With all of this fear I would forget to breathe.

Without breath it is likely I will make a fatal mistake. And I have.

Thousands of bees can live or die at my hand. That is a huge responsibility for someone who shies away from such things. One wrong move and the whole thing could end. One thoughtless manipulation and the bees could have a few weeks of recovery from my lack of forethought, or thought of their needs over my own.

This is beekeeping. This is learning.

Add to all of this disease and mites and my sleep is lost at night. I see why folks quit after 3 years. The pain of losing hives, of seeing your sweet little ladies inundated with those little blood sucking parasites. To see her little legs trying futilely to remove the mite that is so perfectly positioned so that the bee cannot get her off. To see the babes with shriveled wings and shrunken bodies is heartbreaking. Small hive beetle, wax moths, wasps, mice, ants, you name it…we are all after what the bees got. How about witnessing a brutal war between a weak hive and a strong hive. The strong hive will come and destroy the weak hive and steal all of it’s honey.
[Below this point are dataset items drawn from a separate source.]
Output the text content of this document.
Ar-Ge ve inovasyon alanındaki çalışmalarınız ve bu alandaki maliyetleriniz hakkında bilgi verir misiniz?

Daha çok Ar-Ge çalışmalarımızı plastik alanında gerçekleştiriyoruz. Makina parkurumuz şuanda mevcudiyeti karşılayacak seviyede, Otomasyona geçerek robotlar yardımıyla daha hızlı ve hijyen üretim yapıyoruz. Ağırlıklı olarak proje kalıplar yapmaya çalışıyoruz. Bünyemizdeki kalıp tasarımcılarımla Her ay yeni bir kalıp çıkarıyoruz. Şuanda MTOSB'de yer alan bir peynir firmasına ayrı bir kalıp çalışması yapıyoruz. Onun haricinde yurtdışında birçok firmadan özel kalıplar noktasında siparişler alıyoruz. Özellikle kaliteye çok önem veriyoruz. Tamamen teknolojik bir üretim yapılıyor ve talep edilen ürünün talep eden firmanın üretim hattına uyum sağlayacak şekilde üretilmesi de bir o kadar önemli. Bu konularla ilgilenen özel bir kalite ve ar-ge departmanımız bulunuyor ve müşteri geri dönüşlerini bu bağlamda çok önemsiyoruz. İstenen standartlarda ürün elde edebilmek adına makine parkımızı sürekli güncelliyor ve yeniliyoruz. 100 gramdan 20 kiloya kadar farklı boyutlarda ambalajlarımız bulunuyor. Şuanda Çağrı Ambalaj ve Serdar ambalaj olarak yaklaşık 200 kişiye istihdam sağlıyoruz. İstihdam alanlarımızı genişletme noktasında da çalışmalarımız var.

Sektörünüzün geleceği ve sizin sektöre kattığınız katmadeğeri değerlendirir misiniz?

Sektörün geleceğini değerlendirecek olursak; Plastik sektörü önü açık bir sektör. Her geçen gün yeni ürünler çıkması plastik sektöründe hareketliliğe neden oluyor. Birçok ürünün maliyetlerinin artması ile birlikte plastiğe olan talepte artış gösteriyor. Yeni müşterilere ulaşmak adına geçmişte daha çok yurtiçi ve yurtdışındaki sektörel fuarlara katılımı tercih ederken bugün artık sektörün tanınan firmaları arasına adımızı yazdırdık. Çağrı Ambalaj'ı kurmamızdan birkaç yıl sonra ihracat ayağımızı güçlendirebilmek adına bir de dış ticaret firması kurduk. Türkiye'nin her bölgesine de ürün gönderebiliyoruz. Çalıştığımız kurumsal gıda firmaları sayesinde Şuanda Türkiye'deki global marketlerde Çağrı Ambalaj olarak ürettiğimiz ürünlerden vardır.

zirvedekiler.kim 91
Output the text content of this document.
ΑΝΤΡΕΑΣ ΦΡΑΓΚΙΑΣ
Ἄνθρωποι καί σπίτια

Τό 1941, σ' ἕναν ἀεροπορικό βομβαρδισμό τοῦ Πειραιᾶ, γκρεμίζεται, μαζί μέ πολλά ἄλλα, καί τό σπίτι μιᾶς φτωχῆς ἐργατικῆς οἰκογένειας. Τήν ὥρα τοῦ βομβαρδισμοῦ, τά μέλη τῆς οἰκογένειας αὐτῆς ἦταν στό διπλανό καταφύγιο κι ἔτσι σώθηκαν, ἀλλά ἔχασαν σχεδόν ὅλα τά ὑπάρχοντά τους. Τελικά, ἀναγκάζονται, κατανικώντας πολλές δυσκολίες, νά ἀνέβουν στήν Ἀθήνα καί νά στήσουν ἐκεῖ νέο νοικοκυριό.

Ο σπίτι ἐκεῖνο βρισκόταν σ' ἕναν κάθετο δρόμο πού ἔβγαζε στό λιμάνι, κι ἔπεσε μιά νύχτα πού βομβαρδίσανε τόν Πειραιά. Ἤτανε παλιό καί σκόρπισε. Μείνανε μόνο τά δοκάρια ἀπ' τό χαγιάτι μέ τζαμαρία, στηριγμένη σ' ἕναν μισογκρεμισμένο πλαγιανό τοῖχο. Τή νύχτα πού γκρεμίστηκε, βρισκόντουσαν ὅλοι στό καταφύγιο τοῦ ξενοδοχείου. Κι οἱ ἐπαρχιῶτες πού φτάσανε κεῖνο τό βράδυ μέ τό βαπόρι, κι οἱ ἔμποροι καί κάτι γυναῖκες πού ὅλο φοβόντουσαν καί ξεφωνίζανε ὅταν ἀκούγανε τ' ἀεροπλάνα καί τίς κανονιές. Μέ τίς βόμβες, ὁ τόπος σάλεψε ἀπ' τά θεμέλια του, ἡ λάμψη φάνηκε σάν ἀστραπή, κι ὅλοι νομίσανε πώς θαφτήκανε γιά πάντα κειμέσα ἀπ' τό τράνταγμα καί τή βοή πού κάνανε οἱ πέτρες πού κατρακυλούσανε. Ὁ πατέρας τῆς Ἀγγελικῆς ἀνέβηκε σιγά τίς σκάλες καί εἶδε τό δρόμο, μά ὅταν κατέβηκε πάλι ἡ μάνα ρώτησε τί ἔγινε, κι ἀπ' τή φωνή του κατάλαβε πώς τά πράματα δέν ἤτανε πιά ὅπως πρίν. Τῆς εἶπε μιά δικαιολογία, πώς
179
Peaceful my ass!

When times are good, times are good. Nectar is flowing, brood is being born, the hive grows, the honey is stored. Everyone is happy and full of love and light. But when the slim times come. Well, you know. It’s ugly.

Mainly though, what I am doing is projecting my inner process onto the bees. I imagine this is much of the medicine that they offer up to us; and have offered up to us for thousands of years. They are healers and I a humble servant. My fear is for all sacred mysteries and I pray that we will make it through these challenging times together. I pray that in 2 years I will have a big beekeeping initiation. We will all do a waggle dance together to celebrate the harvest of health and prosperity as well as human submission to the divine wisdom of nature.

Is anyone reading this? Is blogging as inane as I believe it to be?